So am 24. Dezember 1944, als über 50 Flugzeuge mehr als ein Dutzend Bombenteppiche auf Zülpich abwarfen. Gewaltige Zerstörungen entstanden besonders in der Münsterstraße und Bachstraße, von der Peterskirche stand nur noch eine Ruine. Am nächsten Tag war Bad Münstereifel Ziel der Bomber. Besonders schwer getroffen wurde das dem erzbischöflichen Konvikt angeschlossene Schwesternheim des Cellitinnen-Ordens. Vier Ordensschwestern verloren ihr Leben. Eine Bombe hatte das Konvikt, das als Lazarett diente, vom Dach bis zum Keller durchschlagen. Über 100 verwundete deutsche Soldaten saßen gerade am Mittagstisch, zum Glück war die Luftmine ein Blindgänger.

In Zülpich war es in den folgenden Wochen dann immer wieder zu Fliegerangriffen gekommen. Bomben fielen am 13., 14., 15., 23. und 25. Februar. Wie viele Menschen dabei ums Leben kamen, konnte nicht geklärt werden.

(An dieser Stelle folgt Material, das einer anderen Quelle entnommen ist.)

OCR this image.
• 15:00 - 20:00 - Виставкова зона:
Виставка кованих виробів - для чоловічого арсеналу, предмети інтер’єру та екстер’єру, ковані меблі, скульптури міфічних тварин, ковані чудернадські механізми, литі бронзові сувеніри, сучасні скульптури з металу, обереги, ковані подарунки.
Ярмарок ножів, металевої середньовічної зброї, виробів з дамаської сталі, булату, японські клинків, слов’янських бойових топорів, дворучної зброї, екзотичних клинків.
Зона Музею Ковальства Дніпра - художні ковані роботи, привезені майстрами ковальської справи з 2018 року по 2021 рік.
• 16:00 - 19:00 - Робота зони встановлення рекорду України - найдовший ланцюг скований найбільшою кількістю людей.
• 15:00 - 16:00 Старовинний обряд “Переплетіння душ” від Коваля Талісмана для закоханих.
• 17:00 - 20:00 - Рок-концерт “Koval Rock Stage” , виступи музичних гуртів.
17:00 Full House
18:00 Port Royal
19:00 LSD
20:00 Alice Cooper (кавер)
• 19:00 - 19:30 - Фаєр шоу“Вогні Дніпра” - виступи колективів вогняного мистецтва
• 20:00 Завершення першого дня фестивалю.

Wie der Zülpicher Helmut Nagelschmitz in seinem Buch „You are now in Zuelpich“ beschreibt, froren die noch übrig gebliebenen deutschen Soldaten im tiefverschneiten Zülpicher Stadtwald und im Marienholz bei Rövenich. Bei Sievernich, wo noch 70 Bewohner ausgeharrten, hatten Soldaten in den Feldern vor Bessenich bis nach Müddersheim Stellungen, Bunker und Laufgräben für die Verteidigung ausgehoben. So der Sievernicher Jochen Hils, der Berichte von Augenzeugen und der amerikanischen Armee gesichtet und ausgewertet hat.

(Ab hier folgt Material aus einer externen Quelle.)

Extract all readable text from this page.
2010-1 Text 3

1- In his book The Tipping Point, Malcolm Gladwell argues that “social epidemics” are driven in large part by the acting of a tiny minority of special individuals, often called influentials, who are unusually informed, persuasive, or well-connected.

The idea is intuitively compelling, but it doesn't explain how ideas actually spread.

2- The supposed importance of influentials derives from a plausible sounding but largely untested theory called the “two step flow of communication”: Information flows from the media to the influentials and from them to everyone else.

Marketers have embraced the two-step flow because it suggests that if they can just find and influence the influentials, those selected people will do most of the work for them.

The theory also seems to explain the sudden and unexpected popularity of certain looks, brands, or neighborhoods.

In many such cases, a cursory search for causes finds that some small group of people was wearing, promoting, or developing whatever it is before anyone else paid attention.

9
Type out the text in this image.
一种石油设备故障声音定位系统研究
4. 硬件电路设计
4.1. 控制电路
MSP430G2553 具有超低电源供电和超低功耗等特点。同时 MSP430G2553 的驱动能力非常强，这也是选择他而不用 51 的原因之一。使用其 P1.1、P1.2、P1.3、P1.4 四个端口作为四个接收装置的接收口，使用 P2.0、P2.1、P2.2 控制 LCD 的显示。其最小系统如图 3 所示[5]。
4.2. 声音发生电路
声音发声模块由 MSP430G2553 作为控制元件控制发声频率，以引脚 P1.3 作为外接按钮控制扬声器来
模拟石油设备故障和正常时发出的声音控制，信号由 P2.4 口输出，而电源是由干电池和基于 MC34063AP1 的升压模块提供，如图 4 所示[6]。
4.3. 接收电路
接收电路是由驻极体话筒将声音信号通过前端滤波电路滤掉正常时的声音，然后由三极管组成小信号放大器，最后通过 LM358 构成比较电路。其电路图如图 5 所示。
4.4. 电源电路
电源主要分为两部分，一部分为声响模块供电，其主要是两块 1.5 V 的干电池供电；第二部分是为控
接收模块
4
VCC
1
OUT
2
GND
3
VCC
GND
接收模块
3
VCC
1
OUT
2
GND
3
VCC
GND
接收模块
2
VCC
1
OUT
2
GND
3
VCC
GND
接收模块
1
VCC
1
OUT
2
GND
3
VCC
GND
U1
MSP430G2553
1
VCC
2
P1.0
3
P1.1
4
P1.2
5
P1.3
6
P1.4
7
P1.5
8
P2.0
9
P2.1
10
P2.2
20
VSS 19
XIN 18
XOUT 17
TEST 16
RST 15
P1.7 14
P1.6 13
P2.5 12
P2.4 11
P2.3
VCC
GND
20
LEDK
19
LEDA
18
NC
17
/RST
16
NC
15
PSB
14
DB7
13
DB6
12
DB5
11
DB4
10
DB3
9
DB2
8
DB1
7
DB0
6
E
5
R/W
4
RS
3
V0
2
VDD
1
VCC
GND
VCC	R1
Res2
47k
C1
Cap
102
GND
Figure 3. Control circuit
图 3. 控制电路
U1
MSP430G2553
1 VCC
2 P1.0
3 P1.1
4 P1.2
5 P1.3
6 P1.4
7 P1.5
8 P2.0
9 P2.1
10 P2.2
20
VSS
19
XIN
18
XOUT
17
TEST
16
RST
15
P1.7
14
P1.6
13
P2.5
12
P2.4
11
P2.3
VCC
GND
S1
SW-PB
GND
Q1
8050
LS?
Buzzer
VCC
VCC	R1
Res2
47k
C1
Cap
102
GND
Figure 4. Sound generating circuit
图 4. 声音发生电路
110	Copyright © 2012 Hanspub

In den Morgenstunden des 1. März griffen die Amerikaner mit 60 Panzern und Infanterie an, um einen Neffelbachübergang zu gewinnen. Neben vielen Häusern und Scheunen wurde auch die Kirche von Panzergranaten getroffen und brannte völlig aus. Da ihnen heftiges Abwehrfeuer entgegen schlug, zogen sich die Amerikaner noch einmal zurück. In einem zweiten Angriff wurde der Ort besetzt, die unzerstörte Neffelbachbrücke erobert. Zwölf deutsche und acht amerikanische Soldaten fielen.

Als die Panzer nachmittags weiter nach Rövenich vorrücken wollten, wurden vier von ihnen durch deutsche Geschütze abgeschossen, die amerikanischen Truppen wurden in die Wälder von Sievernich zurückgedrängt. Der Befehlshaber der Panzertruppen war schon am Morgen verwundet worden, Leutnant Karl. H. Timmermann übernahm das Kommando. Timmermann gelang es später, am 7. März, mit seiner Panzerkompanie die so berühmt gewordene Ludendorff-Brücke bei Remagen im Handstreich zu nehmen. Am 2. März wurde Friesheim besetzt.

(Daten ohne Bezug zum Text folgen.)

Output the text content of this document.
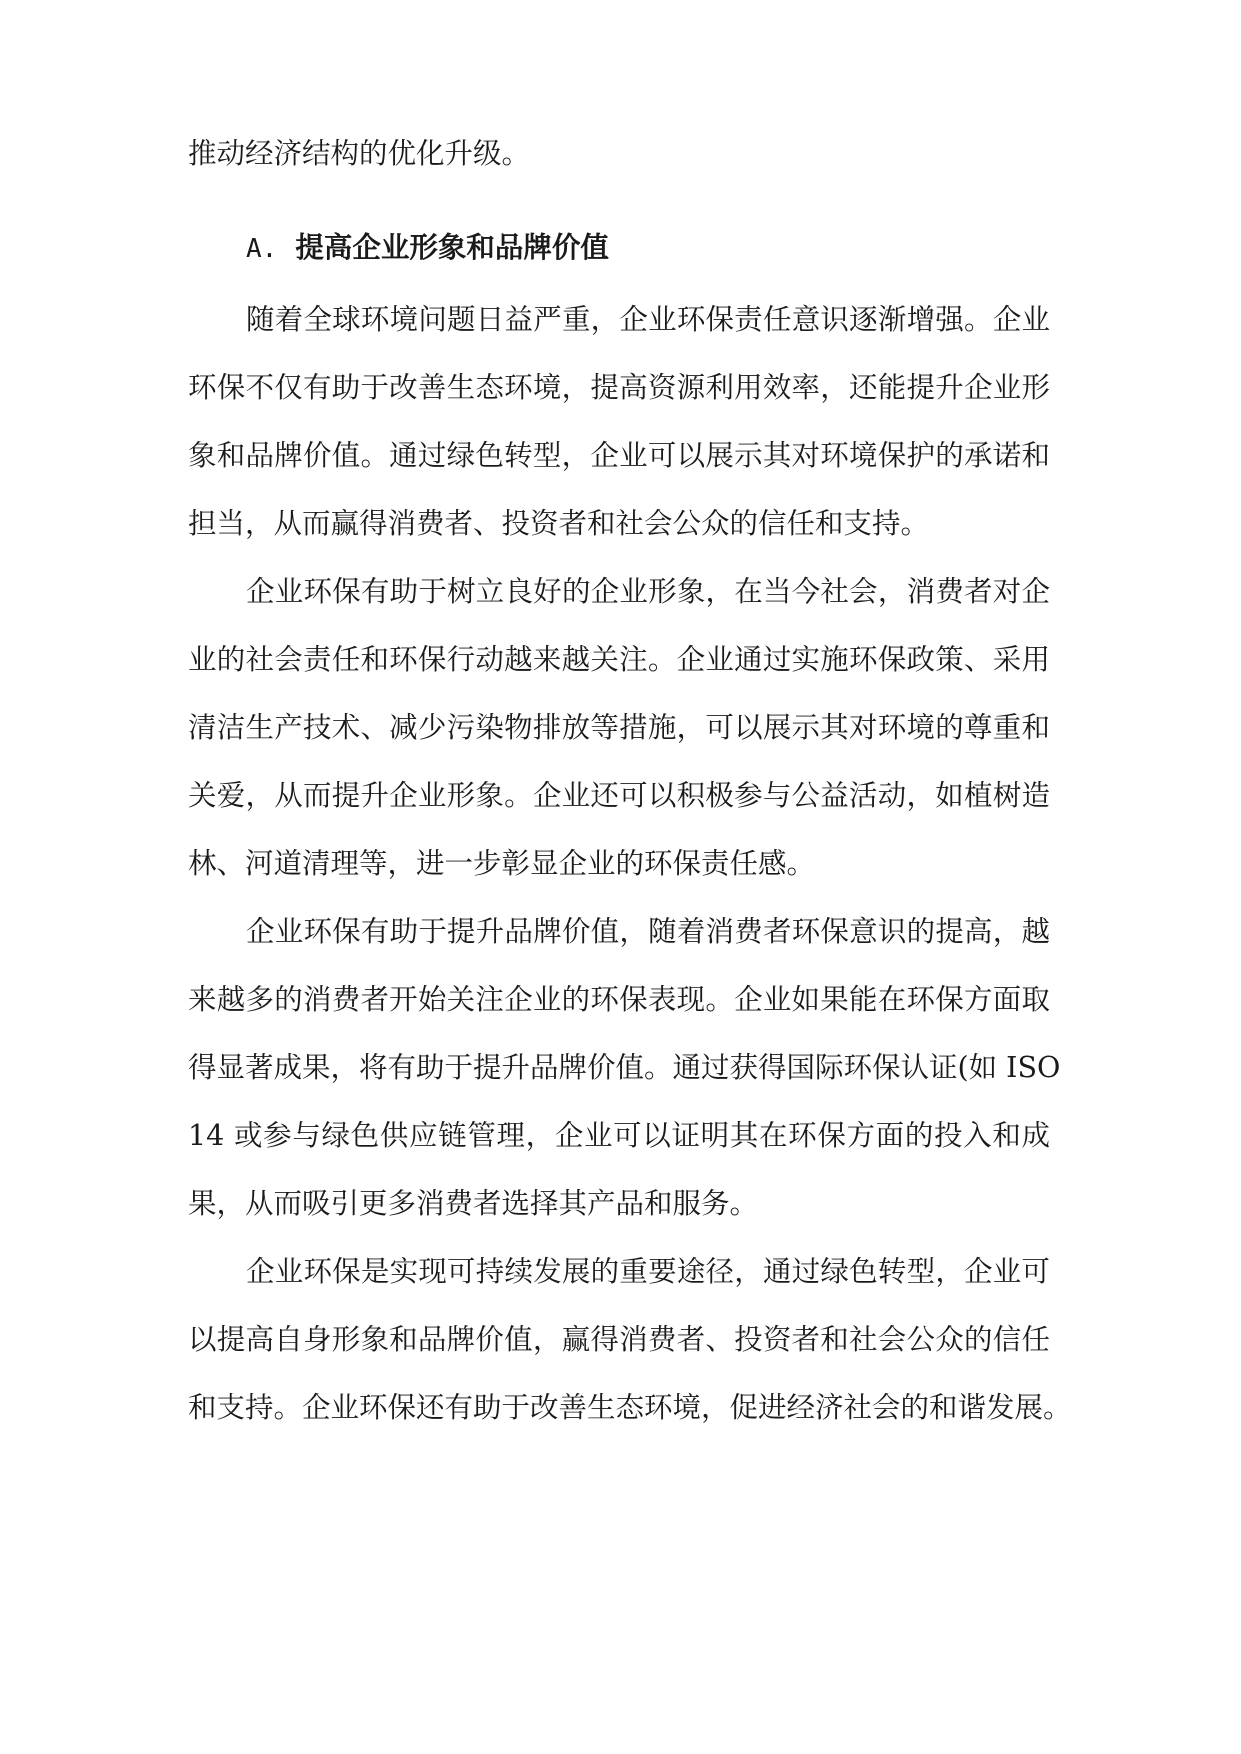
推动经济结构的优化升级。
A. 提高企业形象和品牌价值
随着全球环境问题日益严重，企业环保责任意识逐渐增强。企业
环保不仅有助于改善生态环境，提高资源利用效率，还能提升企业形
象和品牌价值。通过绿色转型，企业可以展示其对环境保护的承诺和
担当，从而赢得消费者、投资者和社会公众的信任和支持。
企业环保有助于树立良好的企业形象，在当今社会，消费者对企
业的社会责任和环保行动越来越关注。企业通过实施环保政策、采用
清洁生产技术、减少污染物排放等措施，可以展示其对环境的尊重和
关爱，从而提升企业形象。企业还可以积极参与公益活动，如植树造
林、河道清理等，进一步彰显企业的环保责任感。
企业环保有助于提升品牌价值，随着消费者环保意识的提高，越
来越多的消费者开始关注企业的环保表现。企业如果能在环保方面取
得显著成果，将有助于提升品牌价值。通过获得国际环保认证(如 ISO
14 或参与绿色供应链管理，企业可以证明其在环保方面的投入和成
果，从而吸引更多消费者选择其产品和服务。
企业环保是实现可持续发展的重要途径，通过绿色转型，企业可
以提高自身形象和品牌价值，赢得消费者、投资者和社会公众的信任
和支持。企业环保还有助于改善生态环境，促进经济社会的和谐发展。
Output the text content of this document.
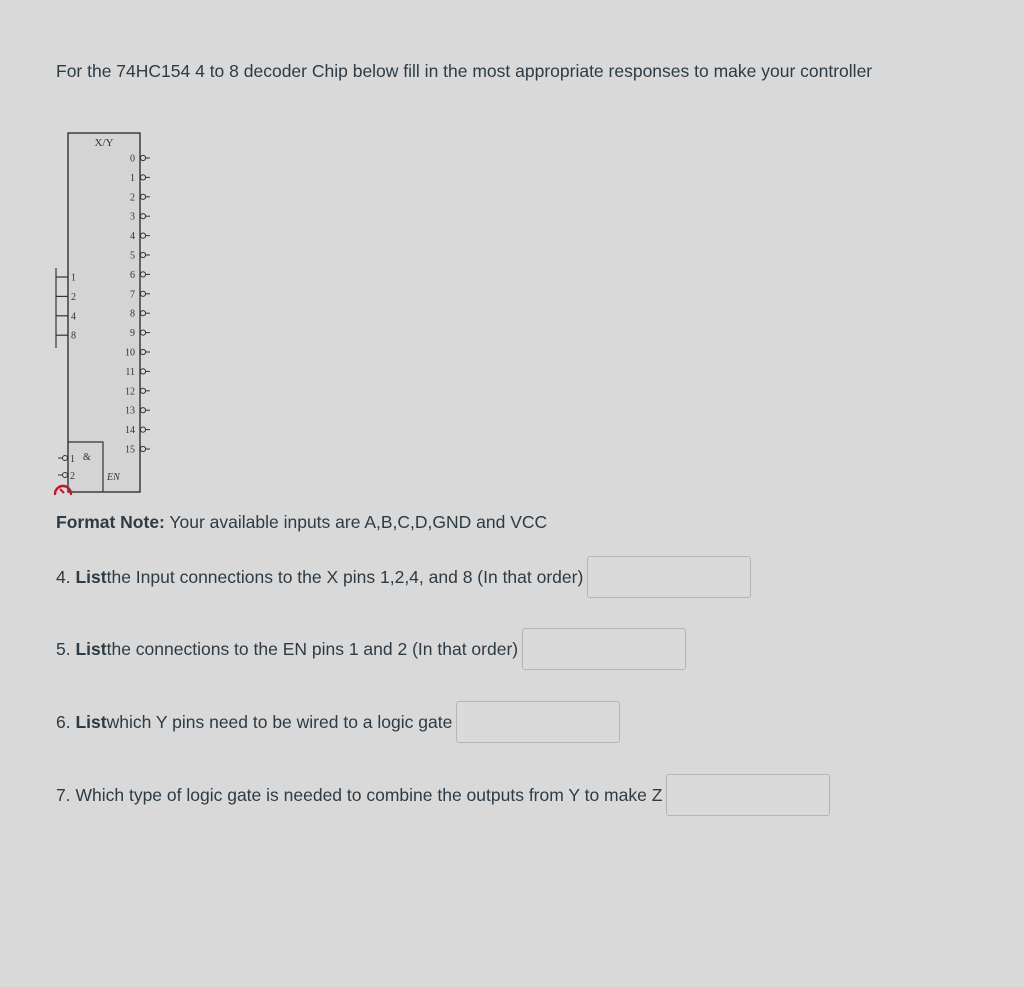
For the 74HC154 4 to 8 decoder Chip below fill in the most appropriate responses to make your controller

X/Y
0
1
2
3
4
5
6
7
8
9
10
11
12
13
14
15
1
2
4
8
&
1
2	EN

Format Note: Your available inputs are A,B,C,D,GND and VCC

4.
List the Input connections to the X pins 1,2,4, and 8 (In that order)
5.
List the connections to the EN pins 1 and 2 (In that order)
6.
List which Y pins need to be wired to a logic gate
7.
Which type of logic gate is needed to combine the outputs from Y to make Z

Am frühen Morgen des 3. März stießen die Amerikaner nach dreitägiger Belagerung im Schutz von schweren Panzern aus Richtung Füssenich und Juntersdorf zum fast menschenleeren Stadtkern von Zülpich vor. Nur etwa 50 Zülpicher, die trotz Bomben, Granaten und Hunger in der zu 80 Prozent zerstörten Stadt ausgehalten hatten, erlebten den Einmarsch. Volkssturm und eine Handvoll deutscher Soldaten hatten sich am Abend zuvor abgesetzt.

Am 4. März wehte das Sternenbanner dann über Euskirchen, am 7. März über Köln und am 9. März über Bonn.